Bis an Weihnachten 2012, als Nobs beim Langlaufen schwer stürzte und wenige Tage später an den Folgen des Unfalls starb. Thierry Amselm erinnert sich: «Claude sprach oft vom Tod. Für die Zeit danach hatte er alles vorbereitet. Bis in letzte Details. Wir waren bereit.» Dennoch litt er lange. «Nach dem Tod von Claude ertrug ich die Stille zunächst kaum», sagt er. Dennoch zeigte er seine Trauer nicht. Selbst am Konzert zu Nobs Ehren blieb er als dessen Weggefährte unsichtbar. Dabei hätte er mit dem Publikum so viele Erinnerungen teilen können. Aber Thierry Amsallem wollte das nicht. Er sagt: «Ich bin keine Berühmtheit. Mit meiner zurückhaltenden Art habe ich zu den Musikern während Jahren ein Vertrauensverhältnis aufgebaut. Am meisten zufrieden bin ich, wenn sie sich wohlfühlen und auf der Bühne, ein tolles Konzert geben.»
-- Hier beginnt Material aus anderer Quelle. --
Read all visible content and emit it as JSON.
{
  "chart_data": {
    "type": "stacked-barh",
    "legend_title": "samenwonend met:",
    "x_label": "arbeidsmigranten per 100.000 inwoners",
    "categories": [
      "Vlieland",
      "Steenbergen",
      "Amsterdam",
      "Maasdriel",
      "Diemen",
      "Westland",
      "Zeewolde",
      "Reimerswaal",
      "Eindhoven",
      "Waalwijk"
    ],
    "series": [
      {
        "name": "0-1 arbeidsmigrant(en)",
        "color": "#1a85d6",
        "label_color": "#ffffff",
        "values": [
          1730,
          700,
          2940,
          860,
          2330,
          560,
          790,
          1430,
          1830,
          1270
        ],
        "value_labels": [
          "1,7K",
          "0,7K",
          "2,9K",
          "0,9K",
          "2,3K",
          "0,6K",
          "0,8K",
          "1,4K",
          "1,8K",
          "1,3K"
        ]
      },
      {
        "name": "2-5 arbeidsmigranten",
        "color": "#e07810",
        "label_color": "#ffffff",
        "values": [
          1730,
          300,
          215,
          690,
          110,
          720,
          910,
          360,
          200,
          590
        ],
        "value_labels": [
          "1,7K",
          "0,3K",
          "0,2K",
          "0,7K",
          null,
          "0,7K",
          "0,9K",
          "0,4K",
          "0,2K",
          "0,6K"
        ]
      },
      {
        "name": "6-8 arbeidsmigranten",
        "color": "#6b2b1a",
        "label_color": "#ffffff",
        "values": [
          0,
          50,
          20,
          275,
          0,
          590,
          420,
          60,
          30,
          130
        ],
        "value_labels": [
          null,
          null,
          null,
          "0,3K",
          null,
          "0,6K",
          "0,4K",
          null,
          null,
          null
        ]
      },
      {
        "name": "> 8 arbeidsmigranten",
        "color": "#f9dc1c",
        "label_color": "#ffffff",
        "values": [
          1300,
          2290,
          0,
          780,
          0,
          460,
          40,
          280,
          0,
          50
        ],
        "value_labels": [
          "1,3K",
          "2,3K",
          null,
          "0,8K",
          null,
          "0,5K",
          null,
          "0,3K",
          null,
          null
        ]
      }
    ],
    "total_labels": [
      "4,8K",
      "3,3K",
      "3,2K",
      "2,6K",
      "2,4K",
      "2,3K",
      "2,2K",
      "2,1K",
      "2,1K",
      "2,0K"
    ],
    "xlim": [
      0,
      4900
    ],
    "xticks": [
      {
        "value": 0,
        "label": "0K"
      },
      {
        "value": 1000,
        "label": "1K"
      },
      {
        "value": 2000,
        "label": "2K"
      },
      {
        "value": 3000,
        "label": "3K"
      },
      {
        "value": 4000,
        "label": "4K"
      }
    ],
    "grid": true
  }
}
Im Dienst der Marke Montreux Jazz

Erst nach und nach fand der 51-Jährige zurück ins Leben. Dazu gehört, dass er Nobs’ Erbe antrat: nicht als Chef des Jazzfestivals, sondern als Präsident der Claude-Nobs-Stiftung. Das ist ein Vollzeitjob. Denn der gebürtige Franzose hat den Auftrag, das Montreux-Jazz-Archiv zugänglich zu machen, es aber auch kommerziell zu nutzen im weltweiten Dienst der Marke Montreux Jazz. Er tut dies über verschiedene Kanäle: mit Wirtschafts-, Wissenschafts-, Kultur- und Bildungsprojekten. Das Archiv ist von einem enormem Reichtum. Über 5000 Stunden Konzertaufnahmen sind seit der Festivalgründung im Jahr 1967 zusammengekommen. Darunter ein Mitschnitt von Miles Davis’ allerletztem Auftritt in Montreux im Jahr 1991. Vor allem Amerikaner seien am Archiv und seiner Nutzung sehr interessiert, sagt Amsallem, weil Jazz, Blues und Rock gewissermassen zur klassischen Musik der USA gehörten. Ihm hilft dabei, dass das Archiv seit 2013 zum Welt­dokumenterbe der Unesco zählt.

Nächstes Jahr folgt eine weitere Station auf dem Weg der Zugänglichkeit. Die ETH Lausanne (EPFL) eröffnet auf ihrem Campus ein Montreux-Jazz-Café samt Aufführungssaal, in dem die Konzerte der letzten Jahrzehnte neu erlebbar sein werden. EPFL-Forscher haben dafür neue Widergabetechnologien entwickelt, die Claude Nobs vor dessen Tod präsentiert wurden, aber noch geheim gehalten werden. Thierry Amsallem sagt: «Claude hat seinen Traum verwirklicht. Jetzt ist es an mir, ihn fortzuführen.»